Я вздрогнул, протер глаза, оглянулся, но вокруг ничего не было видно, лишь жуткая, густая черная тьма обступала со всех сторон. Сердце колотилось в груди, дыхание прерывалось, спина покрылась холодным потом. Пожалуй, рановато я решил, что мои мучения закончились!

Молния вновь разрезала ночное небо огненным зигзагом, и я громко ахнул – вокруг меня, между темными стволами деревьев, действительно, стояли они – мужчины и женщины из Райской обители. Обступив меня плотным кругом, они не отрываясь смотрели в мою сторону.

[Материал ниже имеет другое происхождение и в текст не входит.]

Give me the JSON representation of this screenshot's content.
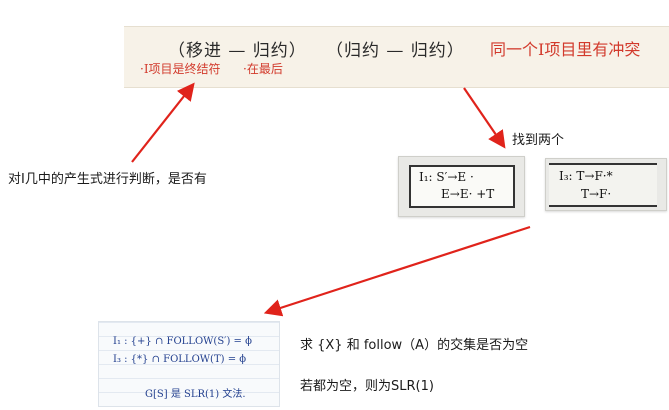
{
  "handwritten_header": {
    "shift_reduce": "（移进 — 归约）",
    "reduce_reduce": "（归约 — 归约）",
    "conflict_note": "同一个I项目里有冲突",
    "sub_note_1": "·I项目是终结符",
    "sub_note_2": "·在最后"
  },
  "notes": {
    "left": "对I几中的产生式进行判断，是否有",
    "found_two": "找到两个",
    "intersection": "求 {X} 和 follow（A）的交集是否为空",
    "conclusion": "若都为空，则为SLR(1)"
  },
  "item_set_1": {
    "line_1": "I₁: S′→E ·",
    "line_2": "E→E· +T"
  },
  "item_set_3": {
    "line_1": "I₃: T→F·*",
    "line_2": "T→F·"
  },
  "handwritten_check": {
    "line_1": "I₁ :  {+} ∩ FOLLOW(S′) = ϕ",
    "line_2": "I₃ :  {*} ∩ FOLLOW(T) = ϕ",
    "line_3": "G[S] 是 SLR(1) 文法."
  },
  "colors": {
    "arrow": "#e0231b",
    "handwriting_red": "#d23a2c",
    "handwriting_blue": "#23408f"
  }
}
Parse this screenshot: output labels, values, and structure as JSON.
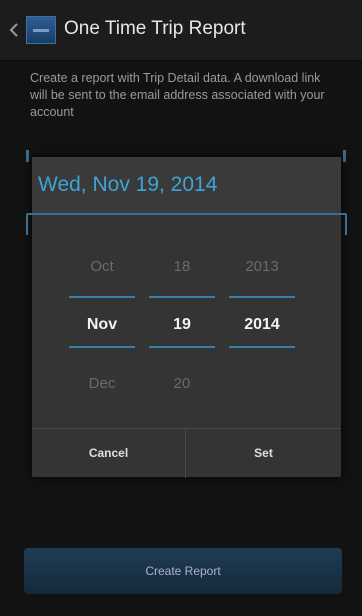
{
  "action_bar": {
    "title": "One Time Trip Report"
  },
  "intro_text": "Create a report with Trip Detail data. A download link will be sent to the email address associated with your account",
  "date_dialog": {
    "header_date": "Wed, Nov 19, 2014",
    "month": {
      "prev": "Oct",
      "selected": "Nov",
      "next": "Dec"
    },
    "day": {
      "prev": "18",
      "selected": "19",
      "next": "20"
    },
    "year": {
      "prev": "2013",
      "selected": "2014"
    },
    "cancel_label": "Cancel",
    "set_label": "Set"
  },
  "create_report_label": "Create Report",
  "colors": {
    "accent_blue": "#3ea4d7",
    "selection_line": "#3b7fa8",
    "background": "#121212"
  }
}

Жуткий страх накрыл меня с головой. Глаза обительцев были одинаково темными, лица – неестественно бледными и злыми. Молния снова сверкнула, и я успел заметить, что они медленно приближаются, плотнее смыкая кольцо вокруг меня, чтобы я не сбежал. На их лицах застыли злобные гримасы, рты искривились в страшных оскалах – так, как будто они готовы наброситься на меня и разорвать в клочья. Не люди, настоящие звери. Хотя нет, они в сто раз хуже зверей.

– Эй! Уходите! – закричал я, поворачивая голову из стороны в сторону, но не видя в темноте ничего, – Уходите! Оставьте меня в покое!

Я попятился назад, а когда молния вновь осветила окрестности, я увидел бледные лица рядом с собой. И ближе всех ко мне стояла Власа…

Темнота. Вспышка. Темные волосы мокрыми прядями облепляют лицо Власы, наполненное злой яростью.

Темнота. Вспышка. Власа тянет ко мне свои длинные руки.

Темнота. Вспышка. Я вижу её острые зубы возле своего лица.

Темнота…

Я бросился бежать, натыкаясь на стоящих неподвижно людей.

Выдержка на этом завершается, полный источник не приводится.